Feeling penned in, both physically and emotionally, Ella moved to the opposite end of the balcony. Ran a hand over a tendril of bright green ivy trying to make the leap from the wall onto her balcony. “So what if I used to be Ms. Commitment? I can be a fun-for-now girl, damn it. I’m sort of starting from scratch over here. Clean slate, due to three years of total inactivity on the dating front. I’ll freaking fling if I want to.”
Another exchange of meaningful glances between her friends. Talk about feeling ganged up on. It was supposed to be the three of them against the world, not two of them against her. She’d known that announcing her intention might not go over well. Ella never thought, however, that they’d try this hard to talk her out of it. A few stock back-and-forths about whether or not she was ready was all she’d expected. Not this dire warning of a supposedly inevitable downward spiral. With this sort of reaction from her best friends, Ella imagined that if she had mentioned sex with Gray in the journal, the town would’ve shown up at her door with flaming torches and driven him out of town on a rail to prevent it.
A pair of hands settled on her shoulders. Piper’s signature tuberose scent wafted forward on the breeze. “We held your hand through three years of devastating heartbreak, Ella. Forgive me if I’m in no hurry to see you go through anything even close to that again.”
Well, geez. Ella couldn’t be mad at them for trying to keep her happy and whole. But she also couldn’t let them think that stagnating in unexciting happiness was the only acceptable option. “Life’s a gamble. Th
at’s what I’ve learned. Protecting myself from heartbreak, locking myself up in this tower—that’s not living. Rolling the dice on having a good time with Gray is barely a gamble. We’ll have a good time. I’m quite sure he’ll be amazing. He’ll make my eyes roll back in my head. And there’s no reason to skip giving myself such a fantastic experience. At the very least, I’ll have a yummy memory.”

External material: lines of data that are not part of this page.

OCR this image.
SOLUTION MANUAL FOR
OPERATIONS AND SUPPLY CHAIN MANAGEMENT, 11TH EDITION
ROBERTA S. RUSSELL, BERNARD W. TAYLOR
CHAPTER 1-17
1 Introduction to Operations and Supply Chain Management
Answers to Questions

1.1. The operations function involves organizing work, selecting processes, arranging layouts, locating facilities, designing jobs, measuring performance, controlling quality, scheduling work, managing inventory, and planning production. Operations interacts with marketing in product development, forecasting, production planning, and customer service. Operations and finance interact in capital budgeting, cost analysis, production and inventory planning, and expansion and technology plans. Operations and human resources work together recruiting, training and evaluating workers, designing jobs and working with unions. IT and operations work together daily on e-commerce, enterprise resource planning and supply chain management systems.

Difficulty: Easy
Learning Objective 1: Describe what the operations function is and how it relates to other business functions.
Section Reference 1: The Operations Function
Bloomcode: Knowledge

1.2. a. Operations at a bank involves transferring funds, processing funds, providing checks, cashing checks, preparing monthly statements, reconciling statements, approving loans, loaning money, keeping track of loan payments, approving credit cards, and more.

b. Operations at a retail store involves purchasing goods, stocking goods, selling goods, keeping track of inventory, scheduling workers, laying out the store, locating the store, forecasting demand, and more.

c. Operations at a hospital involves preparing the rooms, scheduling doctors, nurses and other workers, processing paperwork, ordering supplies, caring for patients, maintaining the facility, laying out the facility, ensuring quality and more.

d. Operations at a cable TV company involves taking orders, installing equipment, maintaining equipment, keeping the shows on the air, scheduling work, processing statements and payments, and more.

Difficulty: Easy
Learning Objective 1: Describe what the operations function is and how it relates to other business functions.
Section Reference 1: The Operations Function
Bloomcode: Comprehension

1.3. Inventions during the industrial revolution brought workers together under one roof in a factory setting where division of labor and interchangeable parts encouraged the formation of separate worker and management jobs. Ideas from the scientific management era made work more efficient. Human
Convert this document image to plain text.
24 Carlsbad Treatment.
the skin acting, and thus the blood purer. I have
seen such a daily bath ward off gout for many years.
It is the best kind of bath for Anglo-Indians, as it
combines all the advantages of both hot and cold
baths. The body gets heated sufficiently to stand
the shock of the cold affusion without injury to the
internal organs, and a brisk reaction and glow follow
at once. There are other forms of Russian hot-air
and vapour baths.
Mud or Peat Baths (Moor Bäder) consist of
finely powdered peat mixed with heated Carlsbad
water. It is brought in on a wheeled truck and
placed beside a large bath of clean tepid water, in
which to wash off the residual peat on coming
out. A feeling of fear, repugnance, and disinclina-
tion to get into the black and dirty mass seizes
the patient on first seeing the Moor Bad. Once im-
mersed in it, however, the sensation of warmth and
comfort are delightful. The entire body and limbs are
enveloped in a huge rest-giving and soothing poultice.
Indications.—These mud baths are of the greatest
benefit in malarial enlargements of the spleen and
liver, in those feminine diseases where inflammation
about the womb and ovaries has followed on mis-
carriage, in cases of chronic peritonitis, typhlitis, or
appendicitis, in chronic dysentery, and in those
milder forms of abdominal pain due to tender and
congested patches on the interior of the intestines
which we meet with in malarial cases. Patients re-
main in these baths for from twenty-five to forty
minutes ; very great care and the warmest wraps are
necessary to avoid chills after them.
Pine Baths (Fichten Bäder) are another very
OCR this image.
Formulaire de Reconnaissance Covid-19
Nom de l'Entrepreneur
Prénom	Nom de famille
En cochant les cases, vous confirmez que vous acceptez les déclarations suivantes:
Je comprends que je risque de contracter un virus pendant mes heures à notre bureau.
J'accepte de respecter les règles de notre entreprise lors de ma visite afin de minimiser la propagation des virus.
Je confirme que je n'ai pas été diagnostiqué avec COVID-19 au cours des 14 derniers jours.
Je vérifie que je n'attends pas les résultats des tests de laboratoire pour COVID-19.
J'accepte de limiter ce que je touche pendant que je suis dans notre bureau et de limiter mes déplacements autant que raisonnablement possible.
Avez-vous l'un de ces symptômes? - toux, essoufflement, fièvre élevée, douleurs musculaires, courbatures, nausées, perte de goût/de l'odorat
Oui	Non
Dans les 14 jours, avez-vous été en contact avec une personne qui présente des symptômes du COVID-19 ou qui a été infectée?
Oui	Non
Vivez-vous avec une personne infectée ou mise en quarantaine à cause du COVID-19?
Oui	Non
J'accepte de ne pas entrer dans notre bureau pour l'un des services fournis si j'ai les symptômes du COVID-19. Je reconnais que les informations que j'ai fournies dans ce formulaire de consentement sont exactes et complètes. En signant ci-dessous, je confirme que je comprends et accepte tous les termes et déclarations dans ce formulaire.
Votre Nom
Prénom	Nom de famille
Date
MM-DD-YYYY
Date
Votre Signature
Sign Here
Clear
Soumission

“That’s the same reason I wanted to try half your brownie,” Casey grumbled. But there was laughter in her voice and in her big green eyes.
Deep down, Ella knew that they might be right. When Icarus flew too close to the sun, look at how far he fell. On the other hand, how glorious were those moments up in the sky, basking in its radiance? The bottom line was that she wouldn’t be able to live with herself if she didn’t seize this moment. Because Ella knew all too well that moments had a funny way of disappearing without warning. Just like Gray might in a few days.
Chapter Twelve
Most of the time when Gray was on assignment, it was easy to find a place to work. He didn’t need much. A coffee shop with a decent French roast. More importantly, one a couple of blocks off the beaten path where there was no possibility of running into anyone he might be investigating. Most importantly, no chance that they might come up behind him and read his notes as he typed them into his tablet.
Seneca Lake, however, was different. Gray found it all but impossible to be alone, no matter how hard he tried. Or how often. For a lakeshore strung out along thirty-eight miles, it sure felt small. He’d started at the bottom of the lake, in the library. Whereupon the librarian piled him with brochures about local attractions and events, and tried to sit down and bend his ear about the winery her uncle ran. And, of course, worked in a plug for him to visit it. She couldn’t have been nicer, but he still fled after ten minutes.
The patio at a winery halfway up the lake didn’t work either. The busload of senior citizens should’ve provided a big enough distraction. But the winemaker had seen him with Ward, and offered a private tasting of his first whack at making vodka. Wanted Gray to report back that his product had a leg up on Lakeside Distillery’s product.